NEW YORK -- The proposed $81 billion merger between Warner Bros. Discovery and Paramount has gained significant approval from shareholders, advancing a deal that could dramatically alter the landscape of Hollywood and the broader media industry. According to a preliminary vote count released on Thursday, a large majority of Warner Bros. Discovery shareholders supported the sale of the entire company to Paramount at a price of $31 per share. When factoring in debt, the total value of the deal is close to $111 billion. Paramount, under Skydance ownership, aims to acquire all of Warner, which would mean that popular brands like HBO Max, the "Harry Potter" franchise, and CNN could soon operate alongside CBS, "Top Gun," and the Paramount+ streaming platform. The approval from shareholders significantly enhances the chances of this merger materializing, although it still has to navigate through various regulatory reviews, including scrutiny from the U.S. Department of Justice. Warner anticipates that the deal will be finalized sometime in the third fiscal quarter.
Paramount's pursuit of Warner has not been without challenges. Initially, Warner’s board showed hesitance towards the Paramount merger, having previously rejected similar overtures in favor of a $72 billion deal with Netflix. In response, Paramount took the aggressive route by making a hostile bid to acquire Warner entirely, including its cable businesses that Netflix was not interested in. The three companies engaged
in a prolonged public battle over which had the superior offer, with Warner's board consistently backing Netflix until Paramount ultimately proposed a more lucrative deal, leading Netflix to withdraw from the competition. Although this corporate saga seems to have reached a conclusion, its consequences remain significant, with numerous actors, directors, and writers expressing strong opposition to the merger, citing concerns over job losses and reduced options for creators and audiences.

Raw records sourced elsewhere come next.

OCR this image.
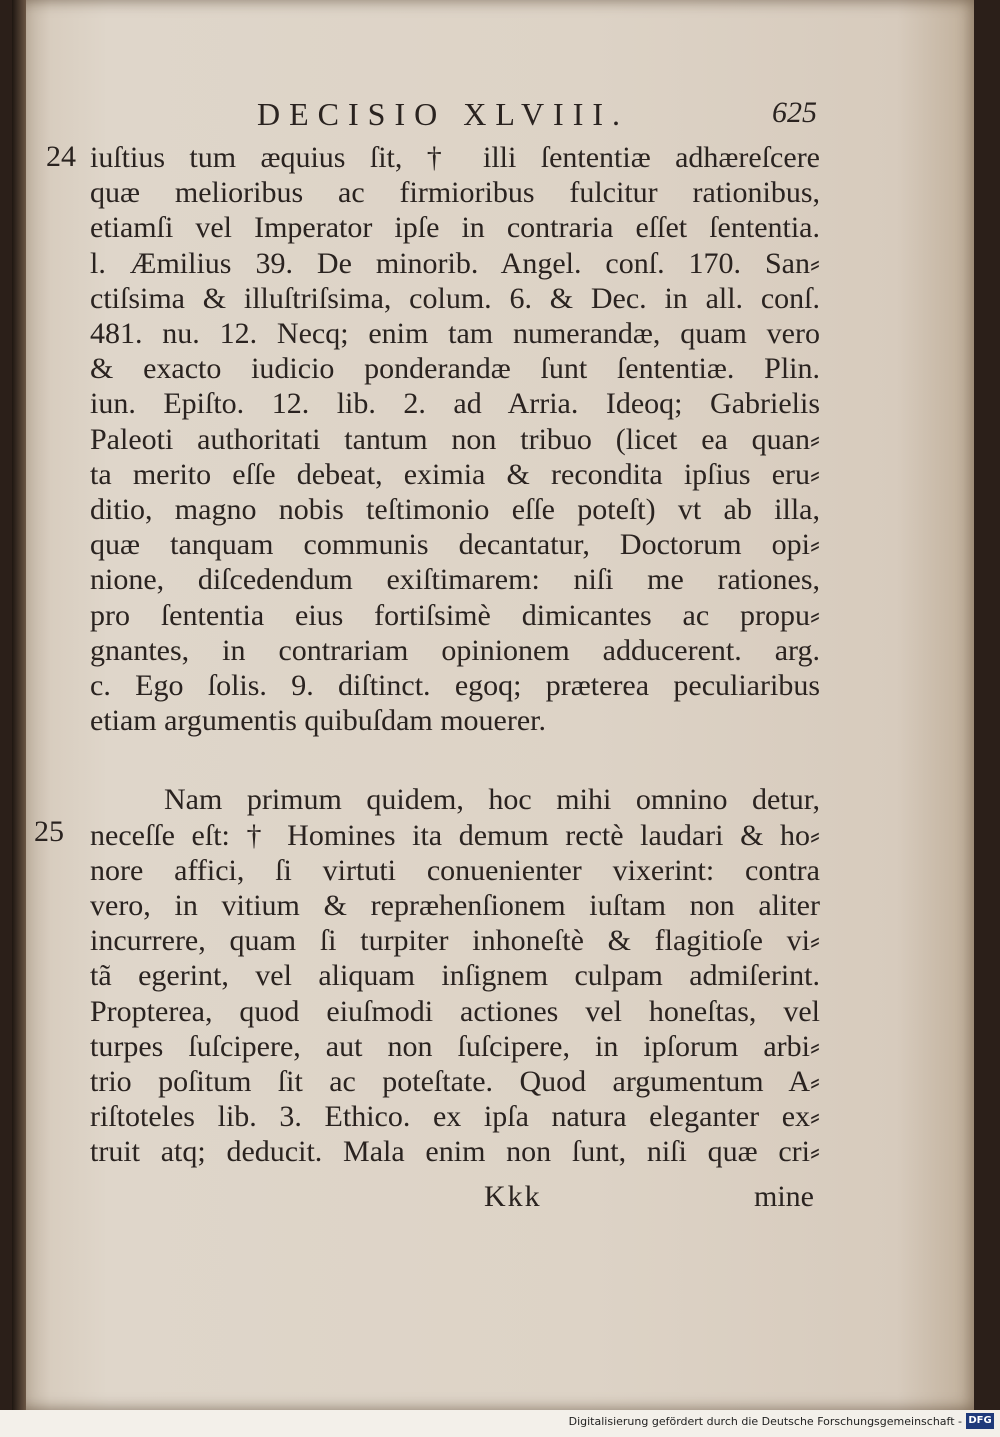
DECISIO XLVIII.	625
24
25
iuſtius tum æquius ſit, † illi ſententiæ adhæreſcere
quæ melioribus ac firmioribus fulcitur rationibus,
etiamſi vel Imperator ipſe in contraria eſſet ſententia.
l. Æmilius 39. De minorib. Angel. conſ. 170. San⸗
ctiſsima & illuſtriſsima, colum. 6. & Dec. in all. conſ.
481. nu. 12. Necq; enim tam numerandæ, quam vero
& exacto iudicio ponderandæ ſunt ſententiæ. Plin.
iun. Epiſto. 12. lib. 2. ad Arria. Ideoq; Gabrielis
Paleoti authoritati tantum non tribuo (licet ea quan⸗
ta merito eſſe debeat, eximia & recondita ipſius eru⸗
ditio, magno nobis teſtimonio eſſe poteſt) vt ab illa,
quæ tanquam communis decantatur, Doctorum opi⸗
nione, diſcedendum exiſtimarem: niſi me rationes,
pro ſententia eius fortiſsimè dimicantes ac propu⸗
gnantes, in contrariam opinionem adducerent. arg.
c. Ego ſolis. 9. diſtinct. egoq; præterea peculiaribus
etiam argumentis quibuſdam mouerer.
Nam primum quidem, hoc mihi omnino detur,
neceſſe eſt: † Homines ita demum rectè laudari & ho⸗
nore affici, ſi virtuti conuenienter vixerint: contra
vero, in vitium & repræhenſionem iuſtam non aliter
incurrere, quam ſi turpiter inhoneſtè & flagitioſe vi⸗
tã egerint, vel aliquam inſignem culpam admiſerint.
Propterea, quod eiuſmodi actiones vel honeſtas, vel
turpes ſuſcipere, aut non ſuſcipere, in ipſorum arbi⸗
trio poſitum ſit ac poteſtate. Quod argumentum A⸗
riſtoteles lib. 3. Ethico. ex ipſa natura eleganter ex⸗
truit atq; deducit. Mala enim non ſunt, niſi quæ cri⸗
Kkk	mine
Digitalisierung gefördert durch die Deutsche Forschungsgemeinschaft - DFG
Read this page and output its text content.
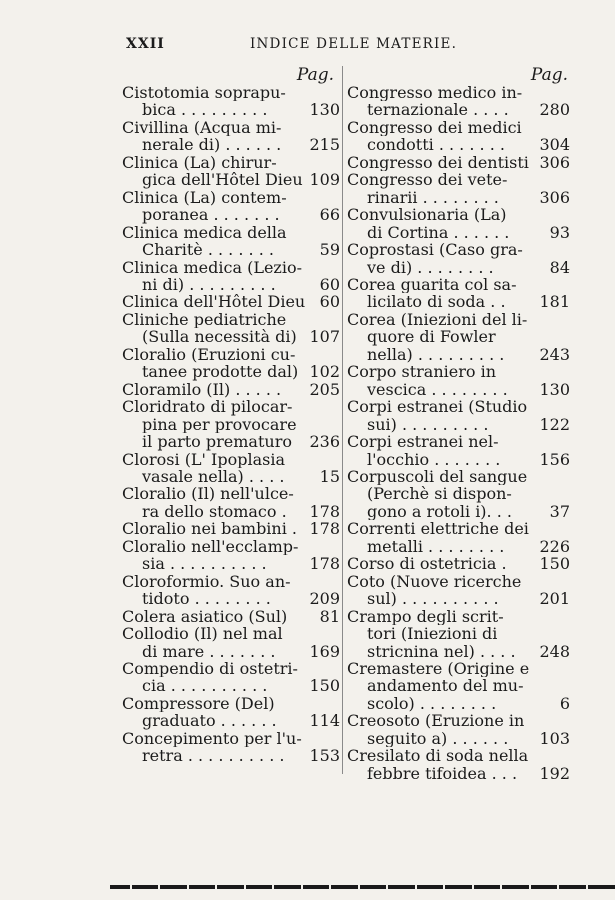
XXII	INDICE DELLE MATERIE.
Pag.
Cistotomia soprapu-
bica . . . . . . . . .	130
Civillina (Acqua mi-
nerale di) . . . . . .	215
Clinica (La) chirur-
gica dell'Hôtel Dieu 109
Clinica (La) contem-
poranea . . . . . . .	66
Clinica medica della
Charitè . . . . . . .	59
Clinica medica (Lezio-
ni di) . . . . . . . . .	60
Clinica dell'Hôtel Dieu 60
Cliniche pediatriche
(Sulla necessità di) 107
Cloralio (Eruzioni cu-
tanee prodotte dal) 102
Cloramilo (Il) . . . . .	205
Cloridrato di pilocar-
pina per provocare
il parto prematuro	236
Clorosi (L' Ipoplasia
vasale nella) . . . .	15
Cloralio (Il) nell'ulce-
ra dello stomaco .	178
Cloralio nei bambini . 178
Cloralio nell'ecclamp-
sia . . . . . . . . . .	178
Cloroformio. Suo an-
tidoto . . . . . . . .	209
Colera asiatico (Sul)	81
Collodio (Il) nel mal
di mare . . . . . . .	169
Compendio di ostetri-
cia . . . . . . . . . .	150
Compressore (Del)
graduato . . . . . .	114
Concepimento per l'u-
retra . . . . . . . . . .	153
Pag.
Congresso medico in-
ternazionale . . . .	280
Congresso dei medici
condotti . . . . . . .	304
Congresso dei dentisti 306
Congresso dei vete-
rinarii . . . . . . . .	306
Convulsionaria (La)
di Cortina . . . . . .	93
Coprostasi (Caso gra-
ve di) . . . . . . . .	84
Corea guarita col sa-
licilato di soda . .	181
Corea (Iniezioni del li-
quore di Fowler
nella) . . . . . . . . .	243
Corpo straniero in
vescica . . . . . . . .	130
Corpi estranei (Studio
sui) . . . . . . . . .	122
Corpi estranei nel-
l'occhio . . . . . . .	156
Corpuscoli del sangue
(Perchè si dispon-
gono a rotoli i). . .	37
Correnti elettriche dei
metalli . . . . . . . .	226
Corso di ostetricia .	150
Coto (Nuove ricerche
sul) . . . . . . . . . .	201
Crampo degli scrit-
tori (Iniezioni di
stricnina nel) . . . .	248
Cremastere (Origine e
andamento del mu-
scolo) . . . . . . . .	6
Creosoto (Eruzione in
seguito a) . . . . . .	103
Cresilato di soda nella
febbre tifoidea . . .	192
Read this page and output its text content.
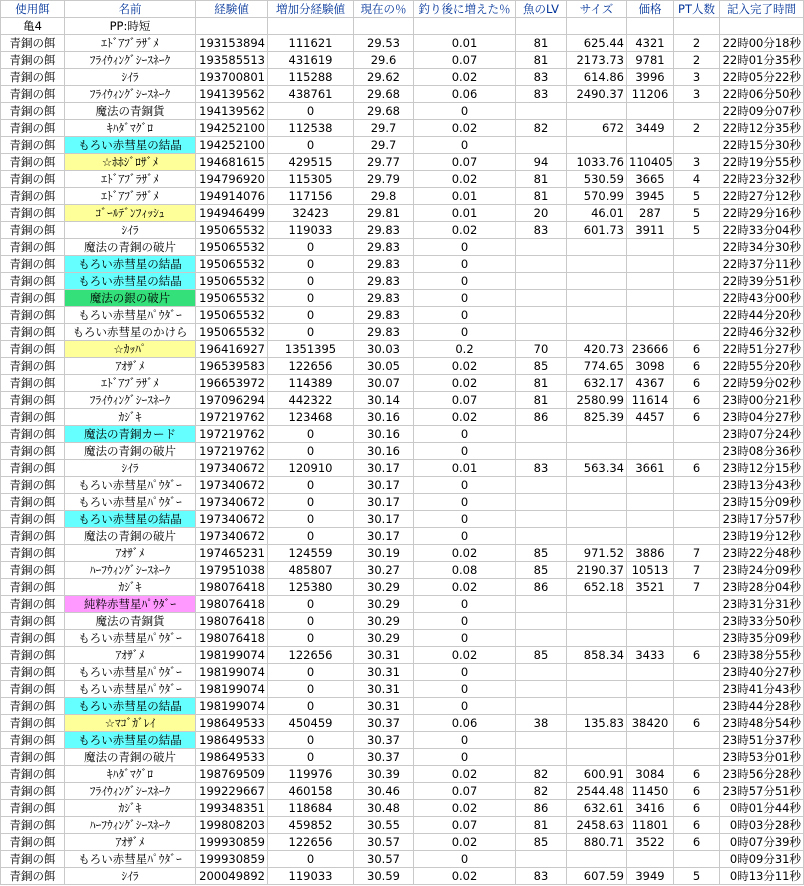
使用餌	名前	経験値	増加分経験値	現在の％	釣り後に増えた％	魚のLV	サイズ	価格	PT人数	記入完了時間
亀4	PP:時短									
青銅の餌	ｴﾄﾞｱﾌﾞﾗｻﾞﾒ	193153894	111621	29.53	0.01	81	625.44	4321	2	22時00分18秒
青銅の餌	ﾌﾗｲｳｨﾝｸﾞｼｰｽﾈｰｸ	193585513	431619	29.6	0.07	81	2173.73	9781	2	22時01分35秒
青銅の餌	ｼｲﾗ	193700801	115288	29.62	0.02	83	614.86	3996	3	22時05分22秒
青銅の餌	ﾌﾗｲｳｨﾝｸﾞｼｰｽﾈｰｸ	194139562	438761	29.68	0.06	83	2490.37	11206	3	22時06分50秒
青銅の餌	魔法の青銅貨	194139562	0	29.68	0					22時09分07秒
青銅の餌	ｷﾊﾀﾞﾏｸﾞﾛ	194252100	112538	29.7	0.02	82	672	3449	2	22時12分35秒
青銅の餌	もろい赤彗星の結晶	194252100	0	29.7	0					22時15分30秒
青銅の餌	☆ﾎﾎｼﾞﾛｻﾞﾒ	194681615	429515	29.77	0.07	94	1033.76	110405	3	22時19分55秒
青銅の餌	ｴﾄﾞｱﾌﾞﾗｻﾞﾒ	194796920	115305	29.79	0.02	81	530.59	3665	4	22時23分32秒
青銅の餌	ｴﾄﾞｱﾌﾞﾗｻﾞﾒ	194914076	117156	29.8	0.01	81	570.99	3945	5	22時27分12秒
青銅の餌	ｺﾞｰﾙﾃﾞﾝﾌｨｯｼｭ	194946499	32423	29.81	0.01	20	46.01	287	5	22時29分16秒
青銅の餌	ｼｲﾗ	195065532	119033	29.83	0.02	83	601.73	3911	5	22時33分04秒
青銅の餌	魔法の青銅の破片	195065532	0	29.83	0					22時34分30秒
青銅の餌	もろい赤彗星の結晶	195065532	0	29.83	0					22時37分11秒
青銅の餌	もろい赤彗星の結晶	195065532	0	29.83	0					22時39分51秒
青銅の餌	魔法の銀の破片	195065532	0	29.83	0					22時43分00秒
青銅の餌	もろい赤彗星ﾊﾟｳﾀﾞｰ	195065532	0	29.83	0					22時44分20秒
青銅の餌	もろい赤彗星のかけら	195065532	0	29.83	0					22時46分32秒
青銅の餌	☆ｶｯﾊﾟ	196416927	1351395	30.03	0.2	70	420.73	23666	6	22時51分27秒
青銅の餌	ｱｵｻﾞﾒ	196539583	122656	30.05	0.02	85	774.65	3098	6	22時55分20秒
青銅の餌	ｴﾄﾞｱﾌﾞﾗｻﾞﾒ	196653972	114389	30.07	0.02	81	632.17	4367	6	22時59分02秒
青銅の餌	ﾌﾗｲｳｨﾝｸﾞｼｰｽﾈｰｸ	197096294	442322	30.14	0.07	81	2580.99	11614	6	23時00分21秒
青銅の餌	ｶｼﾞｷ	197219762	123468	30.16	0.02	86	825.39	4457	6	23時04分27秒
青銅の餌	魔法の青銅カード	197219762	0	30.16	0					23時07分24秒
青銅の餌	魔法の青銅の破片	197219762	0	30.16	0					23時08分36秒
青銅の餌	ｼｲﾗ	197340672	120910	30.17	0.01	83	563.34	3661	6	23時12分15秒
青銅の餌	もろい赤彗星ﾊﾟｳﾀﾞｰ	197340672	0	30.17	0					23時13分43秒
青銅の餌	もろい赤彗星ﾊﾟｳﾀﾞｰ	197340672	0	30.17	0					23時15分09秒
青銅の餌	もろい赤彗星の結晶	197340672	0	30.17	0					23時17分57秒
青銅の餌	魔法の青銅の破片	197340672	0	30.17	0					23時19分12秒
青銅の餌	ｱｵｻﾞﾒ	197465231	124559	30.19	0.02	85	971.52	3886	7	23時22分48秒
青銅の餌	ﾊｰﾌｳｨﾝｸﾞｼｰｽﾈｰｸ	197951038	485807	30.27	0.08	85	2190.37	10513	7	23時24分09秒
青銅の餌	ｶｼﾞｷ	198076418	125380	30.29	0.02	86	652.18	3521	7	23時28分04秒
青銅の餌	純粋赤彗星ﾊﾟｳﾀﾞｰ	198076418	0	30.29	0					23時31分31秒
青銅の餌	魔法の青銅貨	198076418	0	30.29	0					23時33分50秒
青銅の餌	もろい赤彗星ﾊﾟｳﾀﾞｰ	198076418	0	30.29	0					23時35分09秒
青銅の餌	ｱｵｻﾞﾒ	198199074	122656	30.31	0.02	85	858.34	3433	6	23時38分55秒
青銅の餌	もろい赤彗星ﾊﾟｳﾀﾞｰ	198199074	0	30.31	0					23時40分27秒
青銅の餌	もろい赤彗星ﾊﾟｳﾀﾞｰ	198199074	0	30.31	0					23時41分43秒
青銅の餌	もろい赤彗星の結晶	198199074	0	30.31	0					23時44分28秒
青銅の餌	☆ﾏｺﾞｶﾞﾚｲ	198649533	450459	30.37	0.06	38	135.83	38420	6	23時48分54秒
青銅の餌	もろい赤彗星の結晶	198649533	0	30.37	0					23時51分37秒
青銅の餌	魔法の青銅の破片	198649533	0	30.37	0					23時53分01秒
青銅の餌	ｷﾊﾀﾞﾏｸﾞﾛ	198769509	119976	30.39	0.02	82	600.91	3084	6	23時56分28秒
青銅の餌	ﾌﾗｲｳｨﾝｸﾞｼｰｽﾈｰｸ	199229667	460158	30.46	0.07	82	2544.48	11450	6	23時57分51秒
青銅の餌	ｶｼﾞｷ	199348351	118684	30.48	0.02	86	632.61	3416	6	0時01分44秒
青銅の餌	ﾊｰﾌｳｨﾝｸﾞｼｰｽﾈｰｸ	199808203	459852	30.55	0.07	81	2458.63	11801	6	0時03分28秒
青銅の餌	ｱｵｻﾞﾒ	199930859	122656	30.57	0.02	85	880.71	3522	6	0時07分39秒
青銅の餌	もろい赤彗星ﾊﾟｳﾀﾞｰ	199930859	0	30.57	0					0時09分31秒
青銅の餌	ｼｲﾗ	200049892	119033	30.59	0.02	83	607.59	3949	5	0時13分11秒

Several lawmakers have also raised alarms, emphasizing that the implications go beyond corporate interests to touch on who controls media and storytelling. Senator Cory Booker articulated this concern, stating, "What is at stake is clearly not just a corporate deal, but who controls news, who controls entertainment, who controls storytelling." The merger would unite two of the remaining five legacy studios in Hollywood while merging two substantial streaming services—Paramount+ and HBO Max—and key players in U.S. television news, including CBS and CNN. Executives from both companies argue that the merger will be beneficial for consumers, providing access to an expanded library of content, especially if HBO Max and Paramount+ consolidate into a single streaming service. Paramount CEO David Ellison has assured filmmakers by promising a 45-day theatrical window and a target of releasing 30 films annually between the two brands, which he claims will continue to operate independently within the merged entity.
Nevertheless, the new ownership will likely pursue cost-cutting measures, which could involve layoffs and the downsizing of overlapping operations. Critics express skepticism about potential consumer advantages, warning that the merger could lead to increased streaming prices and decreased diversity in content. In the news sector, CBS has already undergone notable editorial changes since being acquired by Skydance, particularly with the appointment of Bari Weiss as editor-in-chief. If the Warner acquisition proceeds, similar alterations at CNN are anticipated given its contentious history with Donald Trump. While both the Justice Department and company leaders assert that political considerations will not influence the regulatory review, Trump has occasionally intervened in discussions about Warner's future, despite retracting his earlier claims of involvement. Trump is also closely connected to the Ellison family, especially billionaire Larry Ellison, who is financially backing the bid for his son's company. Additionally, Paramount has secured investments from various sovereign wealth funds, including from Saudi Arabia, the UAE, and Qatar. However, these investors will not hold voting rights in a prospective Paramount-Warner merger, as noted in regulatory filings, which have not disclosed the exact amounts being contributed. Regulatory bodies in other countries, including those in Europe, are also examining the deal, and there are indications that some states may seek to challenge it; notably, California's Attorney General Rob Bonta has voiced strong opposition and is conducting an investigation into the transaction.